Predicting novel microRNA (miRNA)-disease associations is clinically significant due to miRNAs’ potential roles of diagnostic biomarkers and therapeutic targets for various human diseases. Previous studies have demonstrated the viability of utilizing different types of biological data to computationally infer new disease-related miRNAs. Yet researchers face the challenge of how to effectively integrate diverse datasets and make reliable predictions. In this study, we presented a computational model named Laplacian Regularized Sparse Subspace Learning for MiRNA-Disease Association prediction (LRSSLMDA), which projected miRNAs/diseases’ statistical feature profile and graph theoretical feature profile to a common subspace. It used Laplacian regularization to preserve the local structures of the training data and a L ₁-norm constraint to select important miRNA/disease features for prediction. The strength of dimensionality reduction enabled the model to be easily extended to much higher dimensional datasets than those exploited in this study. Experimental results showed that LRSSLMDA outperformed ten previous models: the AUC of 0.9178 in global leave-one-out cross validation (LOOCV) and the AUC of 0.8418 in local LOOCV indicated the model’s superior prediction accuracy; and the average AUC of 0.9181+/-0.0004 in 5-fold cross validation justified its accuracy and stability. In addition, three types of case studies further demonstrated its predictive power. Potential miRNAs related to Colon Neoplasms, Lymphoma, Kidney Neoplasms, Esophageal Neoplasms and Breast Neoplasms were predicted by LRSSLMDA. Respectively, 98%, 88%, 96%, 98% and 98% out of the top 50 predictions were validated by experimental evidences. Therefore, we conclude that LRSSLMDA would be a valuable computational tool for miRNA-disease association prediction.
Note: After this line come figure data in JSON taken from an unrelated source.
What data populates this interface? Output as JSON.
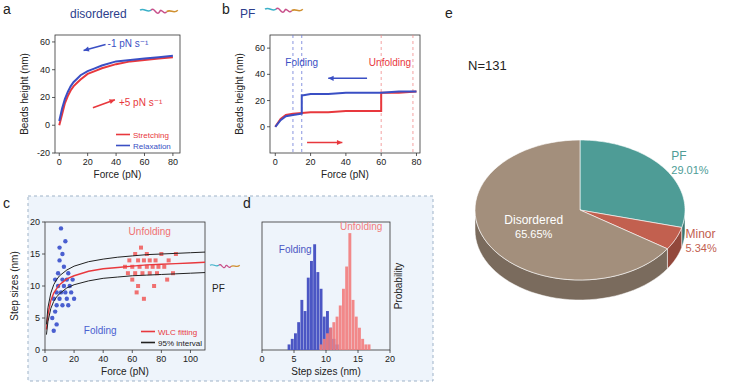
{
  "chart_data": [
    {
      "type": "line",
      "panel": "a",
      "title": "disordered",
      "x_label": "Force (pN)",
      "y_label": "Beads height (nm)",
      "xlim": [
        -3,
        85
      ],
      "ylim": [
        -20,
        65
      ],
      "xticks": [
        0,
        20,
        40,
        60,
        80
      ],
      "yticks": [
        -20,
        0,
        20,
        40,
        60
      ],
      "legend": "lower right",
      "series": [
        {
          "name": "Stretching",
          "color": "#e8383d",
          "x": [
            0,
            2,
            4,
            6,
            8,
            10,
            12,
            15,
            20,
            25,
            30,
            40,
            50,
            60,
            70,
            80
          ],
          "values": [
            0,
            8,
            16,
            21,
            25,
            28,
            30,
            33,
            37,
            39,
            41,
            44,
            46,
            47,
            48,
            49
          ]
        },
        {
          "name": "Relaxation",
          "color": "#3a4fc4",
          "x": [
            80,
            70,
            60,
            50,
            40,
            30,
            25,
            20,
            15,
            12,
            10,
            8,
            6,
            4,
            2,
            0
          ],
          "values": [
            50,
            49,
            48,
            47,
            46,
            43,
            41,
            39,
            36,
            33,
            31,
            28,
            24,
            19,
            12,
            3
          ]
        }
      ],
      "annotations": [
        {
          "text": "-1 pN s⁻¹",
          "x": 34,
          "y": 56,
          "color": "#3a4fc4"
        },
        {
          "text": "+5 pN s⁻¹",
          "x": 42,
          "y": 14,
          "color": "#e8383d"
        }
      ]
    },
    {
      "type": "line",
      "panel": "b",
      "title": "PF",
      "x_label": "Force (pN)",
      "y_label": "Beads height (nm)",
      "xlim": [
        -3,
        82
      ],
      "ylim": [
        -20,
        70
      ],
      "xticks": [
        0,
        20,
        40,
        60,
        80
      ],
      "yticks": [
        0,
        20,
        40,
        60
      ],
      "series": [
        {
          "name": "Unfolding",
          "color": "#e8383d",
          "x": [
            0,
            3,
            6,
            10,
            20,
            30,
            40,
            50,
            60,
            60,
            70,
            80
          ],
          "values": [
            0,
            6,
            9,
            10,
            11,
            11,
            12,
            12,
            12,
            26,
            26,
            27
          ]
        },
        {
          "name": "Folding",
          "color": "#3a4fc4",
          "x": [
            80,
            70,
            60,
            50,
            40,
            30,
            20,
            16,
            15,
            15,
            10,
            6,
            3,
            0
          ],
          "values": [
            27,
            27,
            26,
            26,
            26,
            25,
            25,
            24,
            24,
            10,
            9,
            8,
            5,
            0
          ]
        }
      ],
      "folding_forces": [
        10,
        15
      ],
      "unfolding_forces": [
        60,
        78
      ]
    },
    {
      "type": "scatter",
      "panel": "c",
      "x_label": "Force (pN)",
      "y_label": "Step sizes (nm)",
      "xlim": [
        0,
        110
      ],
      "ylim": [
        0,
        20
      ],
      "xticks": [
        0,
        20,
        40,
        60,
        80,
        100
      ],
      "yticks": [
        0,
        5,
        10,
        15,
        20
      ],
      "legend": "lower right",
      "series": [
        {
          "name": "Folding",
          "color": "#4a5fd0",
          "marker": "circle",
          "x": [
            5,
            6,
            7,
            7,
            8,
            8,
            9,
            9,
            10,
            10,
            11,
            11,
            12,
            12,
            13,
            13,
            14,
            15,
            15,
            16,
            17,
            18,
            19,
            20,
            8,
            10,
            12,
            14,
            6,
            16
          ],
          "values": [
            5,
            8,
            6,
            11,
            9,
            7,
            12,
            10,
            8,
            14,
            9,
            19,
            11,
            7,
            10,
            13,
            9,
            11,
            8,
            12,
            10,
            9,
            11,
            8,
            4,
            16,
            15,
            17,
            3,
            7
          ]
        },
        {
          "name": "Unfolding",
          "color": "#f07070",
          "marker": "square",
          "x": [
            55,
            57,
            58,
            60,
            60,
            62,
            62,
            63,
            64,
            65,
            66,
            67,
            68,
            68,
            70,
            70,
            72,
            72,
            74,
            75,
            76,
            77,
            78,
            80,
            82,
            84,
            85,
            88,
            90,
            64
          ],
          "values": [
            13,
            12,
            14,
            13,
            11,
            15,
            12,
            9,
            14,
            13,
            16,
            12,
            14,
            8,
            13,
            15,
            12,
            14,
            13,
            10,
            14,
            12,
            13,
            15,
            13,
            11,
            14,
            12,
            15,
            10
          ]
        },
        {
          "name": "WLC fitting",
          "color": "#e8383d",
          "type": "line",
          "x": [
            1,
            2,
            4,
            6,
            8,
            10,
            15,
            20,
            30,
            40,
            50,
            60,
            70,
            80,
            90,
            100,
            110
          ],
          "values": [
            3.2,
            5.5,
            7.7,
            8.9,
            9.6,
            10.2,
            11.1,
            11.6,
            12.3,
            12.7,
            12.9,
            13.1,
            13.3,
            13.4,
            13.5,
            13.6,
            13.7
          ]
        },
        {
          "name": "95% interval",
          "color": "#222222",
          "type": "line",
          "x": [
            1,
            2,
            4,
            6,
            8,
            10,
            15,
            20,
            30,
            40,
            50,
            60,
            70,
            80,
            90,
            100,
            110
          ],
          "values": [
            4.0,
            6.6,
            8.9,
            10.2,
            11.0,
            11.6,
            12.5,
            13.1,
            13.8,
            14.2,
            14.5,
            14.7,
            14.9,
            15.0,
            15.1,
            15.2,
            15.3
          ],
          "lower": [
            2.4,
            4.4,
            6.5,
            7.6,
            8.3,
            8.8,
            9.7,
            10.2,
            10.8,
            11.2,
            11.4,
            11.6,
            11.7,
            11.8,
            11.9,
            12.0,
            12.1
          ]
        }
      ],
      "annotations": [
        {
          "text": "PF"
        }
      ]
    },
    {
      "type": "histogram",
      "panel": "d",
      "x_label": "Step sizes (nm)",
      "y_label": "Probability",
      "xlim": [
        0,
        20
      ],
      "ylim": [
        0,
        0.23
      ],
      "xticks": [
        0,
        5,
        10,
        15,
        20
      ],
      "tick_labels": "x",
      "bins": [
        4,
        4.5,
        5,
        5.5,
        6,
        6.5,
        7,
        7.5,
        8,
        8.5,
        9,
        9.5,
        10,
        10.5,
        11,
        11.5,
        12,
        12.5,
        13,
        13.5,
        14,
        14.5,
        15,
        15.5,
        16,
        16.5,
        17
      ],
      "series": [
        {
          "name": "Folding",
          "color": "#4b56c4",
          "values": [
            0.01,
            0.02,
            0.03,
            0.05,
            0.09,
            0.07,
            0.13,
            0.16,
            0.19,
            0.14,
            0.11,
            0.06,
            0.07,
            0.04,
            0.02,
            0.01,
            0,
            0,
            0,
            0,
            0,
            0,
            0,
            0,
            0,
            0
          ]
        },
        {
          "name": "Unfolding",
          "color": "#f27c7c",
          "values": [
            0,
            0,
            0,
            0,
            0,
            0,
            0,
            0,
            0,
            0,
            0.01,
            0.02,
            0.03,
            0.04,
            0.05,
            0.06,
            0.08,
            0.11,
            0.15,
            0.21,
            0.09,
            0.06,
            0.04,
            0.02,
            0.01,
            0.01
          ]
        }
      ]
    },
    {
      "type": "pie",
      "panel": "e",
      "title": "N=131",
      "categories": [
        "PF",
        "Minor",
        "Disordered"
      ],
      "values": [
        29.01,
        5.34,
        65.65
      ],
      "value_labels": [
        "29.01%",
        "5.34%",
        "65.65%"
      ],
      "colors": [
        "#4e9c96",
        "#c2604f",
        "#a38f7c"
      ],
      "data_labels": true
    }
  ]
}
Discovering miRNA-disease associations promotes the understanding towards the molecular mechanisms of various human diseases at the miRNA level, and contributes to the development of diagnostic biomarkers and treatment tools for diseases. Computational models can make the discovery more efficient and experiments more productive. LRSSLMDA was proposed to computationally infer potential miRNA-disease associations via adopting sparse subspace learning with Laplacian regularization on the known miRNA-disease association network and the informative feature profiles extracted from the integrated miRNA/disease similarity networks. Experimental results in global and local leave-one-out cross validation and 5-fold cross validation showed a superior prediction performance of LRSSLMDA over previous models. Moreover, three types of case studies on five important human diseases were carried out to further demonstrate the model’s predictive power: respectively, 98%, 88%, 96%, 98% and 98% out of the top 50 predicted miRNAs were confirmed by experimental literatures. So, we believe that LRSSLMDA could make reliable predictions and might guide future experimental studies on miRNA-disease associations.